First
Reading: Ezekiel 18:25-28
Responsorial Psalm: 25:4-5, 6-7, 8-9
Second Reading: Philippians 2:1-11
Gospel: Matthew 21:28-32
A certain man was imprisoned because he was a thief.
After he had spent a couple of years in prison he was finally released but
reaching home everything had changed and even the neighbors and friends were
making mockery of him. So when someone asked him how was he felling with all
the shame and what was he planning to do since he was already old, then he
answered: I don’t care about what i have done nor do i care about what people
say about me what is important is that I no longer live that life now and i
will try to at least do good in the few years of life that i have.
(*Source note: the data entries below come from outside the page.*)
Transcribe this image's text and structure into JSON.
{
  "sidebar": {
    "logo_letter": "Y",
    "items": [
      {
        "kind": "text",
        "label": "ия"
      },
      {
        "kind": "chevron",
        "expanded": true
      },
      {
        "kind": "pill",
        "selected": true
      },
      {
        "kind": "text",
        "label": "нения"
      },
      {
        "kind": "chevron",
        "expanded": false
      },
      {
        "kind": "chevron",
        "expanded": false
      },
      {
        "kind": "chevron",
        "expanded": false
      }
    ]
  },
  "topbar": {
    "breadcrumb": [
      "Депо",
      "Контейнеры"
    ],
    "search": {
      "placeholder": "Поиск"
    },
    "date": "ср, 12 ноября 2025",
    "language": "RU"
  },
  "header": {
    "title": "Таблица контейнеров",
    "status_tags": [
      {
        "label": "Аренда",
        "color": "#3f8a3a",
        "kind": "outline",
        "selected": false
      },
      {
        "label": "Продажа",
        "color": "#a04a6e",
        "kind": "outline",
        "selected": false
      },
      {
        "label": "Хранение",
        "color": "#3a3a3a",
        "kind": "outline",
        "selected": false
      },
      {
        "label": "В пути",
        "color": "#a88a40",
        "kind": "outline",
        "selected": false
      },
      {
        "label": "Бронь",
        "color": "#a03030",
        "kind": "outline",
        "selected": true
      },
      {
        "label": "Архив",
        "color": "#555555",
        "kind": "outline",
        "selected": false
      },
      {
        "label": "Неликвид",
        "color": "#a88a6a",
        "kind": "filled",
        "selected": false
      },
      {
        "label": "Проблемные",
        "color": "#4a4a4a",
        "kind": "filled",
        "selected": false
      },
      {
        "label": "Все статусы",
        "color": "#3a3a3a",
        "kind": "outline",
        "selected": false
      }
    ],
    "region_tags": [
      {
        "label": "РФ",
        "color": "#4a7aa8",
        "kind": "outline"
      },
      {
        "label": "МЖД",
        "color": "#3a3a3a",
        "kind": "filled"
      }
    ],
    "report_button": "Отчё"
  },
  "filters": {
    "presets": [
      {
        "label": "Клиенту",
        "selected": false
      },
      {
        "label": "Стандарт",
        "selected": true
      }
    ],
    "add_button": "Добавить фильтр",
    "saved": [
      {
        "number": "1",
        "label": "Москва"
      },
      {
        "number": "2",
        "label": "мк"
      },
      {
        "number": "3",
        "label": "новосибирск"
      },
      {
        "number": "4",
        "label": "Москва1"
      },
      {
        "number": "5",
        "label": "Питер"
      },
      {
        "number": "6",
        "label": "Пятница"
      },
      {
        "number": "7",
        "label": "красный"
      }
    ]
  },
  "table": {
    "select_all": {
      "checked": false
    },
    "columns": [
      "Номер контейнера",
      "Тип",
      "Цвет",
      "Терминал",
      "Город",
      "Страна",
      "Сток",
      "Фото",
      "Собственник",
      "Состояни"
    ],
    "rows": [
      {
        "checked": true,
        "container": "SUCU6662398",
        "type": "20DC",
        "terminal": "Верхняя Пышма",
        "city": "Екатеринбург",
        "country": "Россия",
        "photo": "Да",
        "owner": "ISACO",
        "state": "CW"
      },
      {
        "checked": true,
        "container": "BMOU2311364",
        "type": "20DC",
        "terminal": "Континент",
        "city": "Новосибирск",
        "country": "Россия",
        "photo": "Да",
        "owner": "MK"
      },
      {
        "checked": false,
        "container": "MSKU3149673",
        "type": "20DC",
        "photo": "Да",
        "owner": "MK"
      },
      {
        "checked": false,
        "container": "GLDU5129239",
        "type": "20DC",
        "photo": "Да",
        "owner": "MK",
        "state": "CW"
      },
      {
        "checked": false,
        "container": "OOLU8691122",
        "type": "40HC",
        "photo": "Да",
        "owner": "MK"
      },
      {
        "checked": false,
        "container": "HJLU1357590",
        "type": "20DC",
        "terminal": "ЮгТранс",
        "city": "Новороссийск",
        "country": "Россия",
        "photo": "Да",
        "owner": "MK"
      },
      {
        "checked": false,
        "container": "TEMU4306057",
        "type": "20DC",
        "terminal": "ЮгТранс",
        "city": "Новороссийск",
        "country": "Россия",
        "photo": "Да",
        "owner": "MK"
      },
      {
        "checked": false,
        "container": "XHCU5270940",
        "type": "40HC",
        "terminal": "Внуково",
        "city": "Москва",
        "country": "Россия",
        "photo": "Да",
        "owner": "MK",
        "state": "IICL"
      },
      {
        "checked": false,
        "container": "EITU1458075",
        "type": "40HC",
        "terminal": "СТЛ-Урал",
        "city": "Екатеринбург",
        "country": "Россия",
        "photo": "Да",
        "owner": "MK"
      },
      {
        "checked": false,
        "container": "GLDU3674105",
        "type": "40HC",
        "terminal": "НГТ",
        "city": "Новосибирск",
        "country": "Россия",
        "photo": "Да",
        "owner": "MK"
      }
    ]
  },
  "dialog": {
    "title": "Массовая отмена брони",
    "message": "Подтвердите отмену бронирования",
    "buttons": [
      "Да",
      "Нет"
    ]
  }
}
Today the mother church gives us the
opportunity to reflect about the mercy of God towards those strive sincerely to
Him. In the first reading prophet Ezekiel presents God who
tempers justice and mercy “when a righteous man turns to evil will die but if a
sinner turns to righteousness he will surely live”. The Israelites had the
conception that if one has been righteous throughout the life but at last at
last becomes wicked; his previous righteousness could save him. So, the prophet
knowing the reality he was in, he addresses this message to them showing that
God is both just and merciful.
The same scenario we find in the Gospel Reading and at
the end of the Gospel Jesus affirms that the sinners prostitutes etc may enter
the kingdom of God before those who considered themselves as righteous. How
many times do we despise people? How many times do we judge people as more
sinners than we are? How many times do we discourage people who want to convert
to the Lord?
Dear friends, in our Christian life we are always
reminded of the eschatological events such as end of the time, judgment, the
second coming of Messiah etc. and when this time comes we won’t be judged
according to the time we have been Christians, rather on how committed we are
to this Christianity. Like the thief who did not care of what he had done and
what would the people say of him, God does not care on how much we have fallen
but rather how much efforts do we use to stand after the fall and how much
energy do we use in order to not fall again. In order to be converted to the
Lord we are given one way in the second reading which is to avoid selfishness
just like Jesus who accepted to die on the cross because of our sins. Saint
Anthony Mary claret understood this constant conversion which was based on the
service of the others that is why once he said “my spirit is for the whole
world. So let us pray that God may give us the necessary graces we need to be
truly Christians living what we preach.